Les militants des droits humains ont toujours parlé de leur expérience sur le ton d’un humour déconcertant : la fois où un militant s’est presque fait kidnapper en enquêtant sur une exécution, ou lorsqu’il a répondu de manière trop explicite à ses amis lui demandant ce sur quoi il travaillait. On plaisante du fait d’être nerveux (on sursaute lorsque la voiture pétarade au cours de ses vacances) ou de penser à la torture en entendant le cri d’un enfant derrière la porte du voisin. Ces histoires sont souvent racontées autour d’un verre, tard le soir, ou durant de longs trajets, et elles donnent parfois naissance à des conversations sérieuses. Les défenseurs partagent leur vécu, les menaces ou la détention, leur incapacité à arrêter de penser aux images de vidéos explicites d’exécutions ou le fait d’entendre à nouveau la voix des survivants leur racontant ce qui leur est arrivé. Ce qui est fréquemment passé sous silence au cours de ces discussions, c’est le fait que ces traumatismes (directs ou indirects, personnels ou par personne interposée) ont un impact réel, sérieux, et durable sur la vie des défenseurs des droits humains.
Nous avons pu trouver des recherches sur le personnel humanitaire, les journalistes, et les travailleurs sociaux qui faisaient part de dépression, de surmenage ainsi que de stress et de traumatismes secondaires à des taux élevés et préoccupants. Rien de comparable n’existait pour les défenseurs des droits humains.
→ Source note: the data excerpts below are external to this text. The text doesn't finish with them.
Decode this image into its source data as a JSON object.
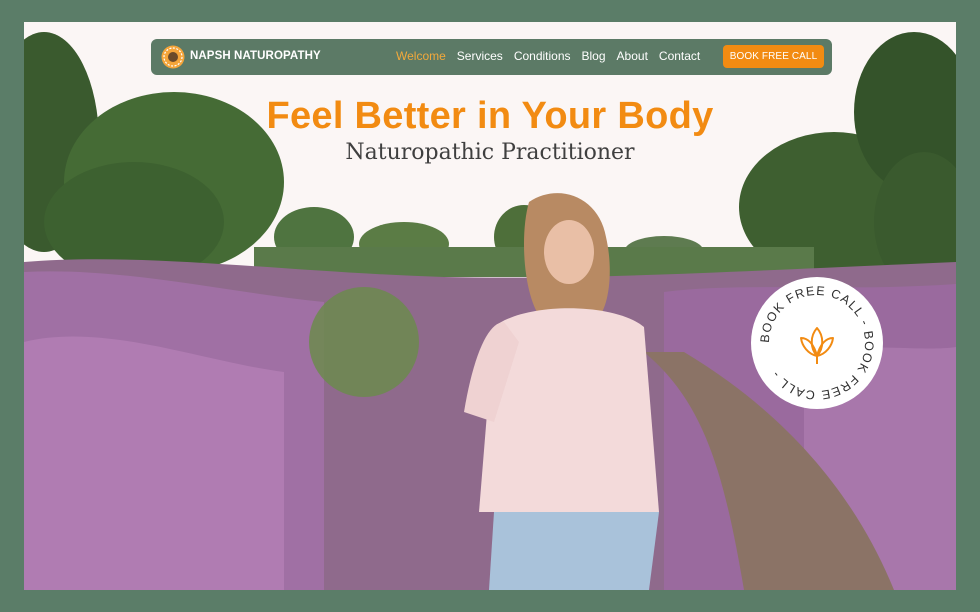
{
  "brand": {
    "name": "NAPSH NATUROPATHY",
    "logo_icon": "sunflower-icon"
  },
  "nav": {
    "items": [
      {
        "label": "Welcome",
        "active": true
      },
      {
        "label": "Services",
        "active": false
      },
      {
        "label": "Conditions",
        "active": false
      },
      {
        "label": "Blog",
        "active": false
      },
      {
        "label": "About",
        "active": false
      },
      {
        "label": "Contact",
        "active": false
      }
    ],
    "cta_label": "BOOK FREE CALL"
  },
  "hero": {
    "title": "Feel Better in Your Body",
    "subtitle": "Naturopathic Practitioner",
    "badge_text": "BOOK FREE CALL - BOOK FREE CALL - ",
    "badge_icon": "lotus-icon"
  },
  "colors": {
    "frame": "#5b7d68",
    "nav_bg": "#5c7a66",
    "accent_orange": "#f28b12",
    "active_link": "#f2a93b",
    "heather": "#9a6a9e"
  }
}
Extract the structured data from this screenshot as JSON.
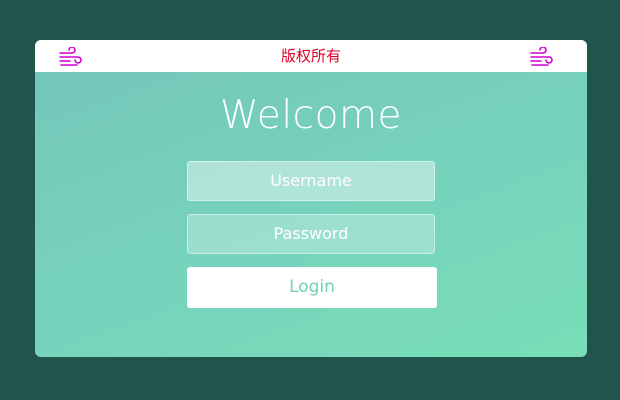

Je suis heureuse de faire partie d’une communauté grandissante de défenseurs des droits humains et de chercheurs ayant commencé à réfléchir sérieusement à ces problématiques. En tant qu’universitaire, je fais partie d’une équipe de chercheurs dont le travail consiste à mieux comprendre les données, qui ont été jusqu’à présent essentiellement anecdotiques, sur le surmenage, le traumatisme vicariant et la dépression parmi les défenseurs des droits humains. Quand nous avons commencé à travailler ensemble, avec Sarah Knuckey et Adam Brown, il y a plusieurs années de cela, nous ne pouvions trouver que peu d’informations sur le traumatisme secondaire chez les défenseurs des droits humains. Nous savions que certaines organisations de défense des droits humains commençaient à s’attaquer à ces questions et que les militants, dans certains endroits, avaient eu recours à diverses techniques d’auto-thérapie depuis un certain temps. Nous avons trouvé une ressource fantastique, What’s the Point of Revolution if We Can’t Dance?, un exposé avant-gardiste écrit par Jane Barry et Jelena Dordevic, des militantes féministes des droits humains, qui relate l’histoire et montre la sagesse de militants basés dans de nombreuses régions du monde. Dans la littérature ayant trait à la psychologie, nous avons trouvé une étude sur les défenseurs des droits humains au Kosovo qui décrit l’impact du travail sur le personnel collectant des données en liens avec les droits humains. Mais l’absence d’une base factuelle scientifique, de nature à aider les efforts visant à répondre aux préoccupations en matière de bien-être chez les défenseurs des droits humains, faisait défaut. Nous avons pu trouver des recherches sur le personnel humanitaire, les journalistes, et les travailleurs sociaux qui faisaient part de dépression, de surmenage ainsi que de stress et de traumatismes secondaires à des taux élevés et préoccupants. Mais rien de comparable n’existait pour les défenseurs des droits humains. Nous avons décidé de franchir une étape en créant une base factuelle sur la situation des défenseurs des droits humains.